Flow gate: Outputs are queued with priority ordering and released under operator control. The operator decides when to receive the next piece of information, preventing overload during high-workload periods. Natural integration with human-authority controls.
Heartbeat channel: Scheduled outputs from persistent monitoring agents (Pattern 7). Regular, predictable updates at operator-defined intervals. Appropriate for background monitoring and shift-handover continuity.
Execution Models¶
Three execution models determine how agents process their work:
Synchronous-sequential: Agents execute one at a time, each waiting for the previous to complete. Total time = sum of all agent processing times. Simple audit trail — logs are naturally ordered.
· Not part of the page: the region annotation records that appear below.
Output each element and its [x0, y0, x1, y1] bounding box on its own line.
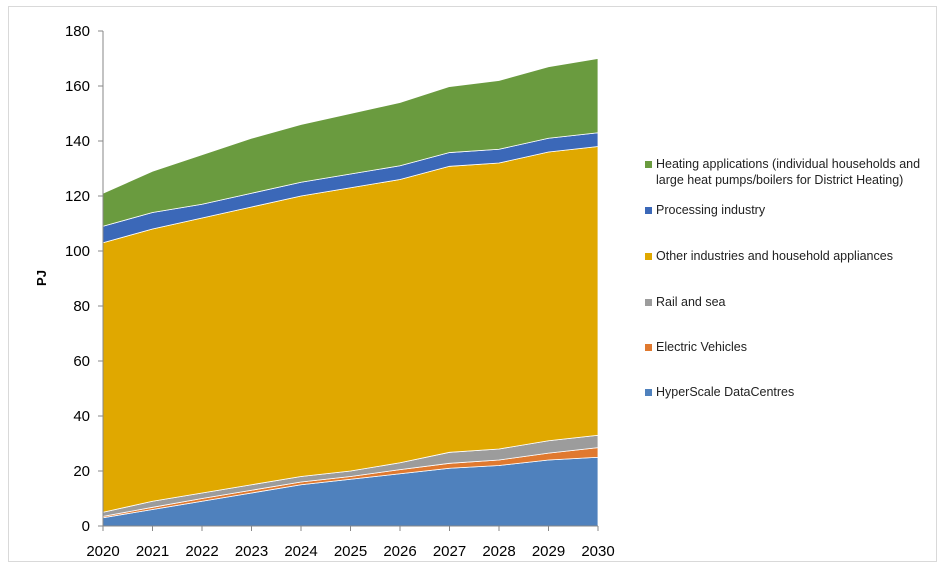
legend-swatch	[645, 299, 652, 306]
y-tick-label: 100	[65, 243, 90, 260]
legend-swatch	[645, 253, 652, 260]
x-tick-label: 2026	[383, 543, 416, 560]
x-tick-label: 2027	[433, 543, 466, 560]
legend-swatch	[645, 161, 652, 168]
y-tick-label: 140	[65, 133, 90, 150]
x-tick-label: 2024	[284, 543, 317, 560]
legend-swatch	[645, 344, 652, 351]
y-tick-label: 180	[65, 23, 90, 40]
x-tick-label: 2022	[185, 543, 218, 560]
y-tick-label: 160	[65, 78, 90, 95]
legend-label: Rail and sea	[656, 295, 726, 309]
y-axis-label: PJ	[34, 270, 49, 286]
x-tick-label: 2021	[136, 543, 169, 560]
x-tick-label: 2028	[482, 543, 515, 560]
y-tick-label: 60	[73, 353, 90, 370]
y-tick-label: 40	[73, 408, 90, 425]
series-areas	[102, 58, 599, 527]
y-tick-label: 80	[73, 298, 90, 315]
x-tick-label: 2025	[334, 543, 367, 560]
legend-label: Heating applications (individual househo…	[656, 157, 920, 187]
x-tick-label: 2020	[86, 543, 119, 560]
legend: Heating applications (individual househo…	[645, 157, 920, 399]
legend-label: HyperScale DataCentres	[656, 385, 794, 399]
x-tick-label: 2029	[532, 543, 565, 560]
y-tick-label: 0	[82, 518, 90, 535]
legend-label: Other industries and household appliance…	[656, 249, 893, 263]
legend-label: Electric Vehicles	[656, 340, 747, 354]
axes: 0 20 40 60 80 100 120 140 160 180 2020 2021 2022 2023…	[34, 23, 615, 560]
legend-label: Processing industry	[656, 203, 766, 217]
series-area-5	[102, 58, 599, 227]
x-tick-label: 2023	[235, 543, 268, 560]
legend-swatch	[645, 389, 652, 396]
legend-swatch	[645, 207, 652, 214]
y-tick-label: 120	[65, 188, 90, 205]
x-tick-label: 2030	[581, 543, 614, 560]
y-tick-label: 20	[73, 463, 90, 480]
For 5 agents each taking 8 seconds: 40 seconds total.
Agent-parallel: Multiple agents execute simultaneously. Total time = slowest agent. This is the natural execution model for Pattern 9 (Shared Room). For 5 agents each taking 8 seconds: approximately 8 seconds total. Requires managing concurrent context access.
Fully parallel: Both agents and their tool calls execute concurrently. Lowest latency. For 5 agents each taking 8 seconds with parallel tool calls: potentially less than 8 seconds.
Performance Impact¶
The difference is operationally significant. Five agents at 8 seconds each: sequential takes 40 seconds, parallel takes approximately 8 seconds. During time-critical emergency scenarios (see emergency-response), this 5x difference matters.
Adaptive Switching¶
Systems can switch execution models based on operational context. Sequential processing during steady-state operations (simpler auditing, lower resource usage). Parallel processing during transients and emergencies (faster response, time-critical). This adaptive switching requires the system to detect operational mode changes — linking to situation-awareness.
Auditability Trade-off¶
Concurrent execution produces interleaved logs. Two agents writing simultaneously create an interleaved audit trail that requires reconstruction to understand each agent's reasoning chain. Sequential execution produces naturally ordered, easily auditable logs. This trade-off — speed versus auditability — must be explicitly addressed in system design.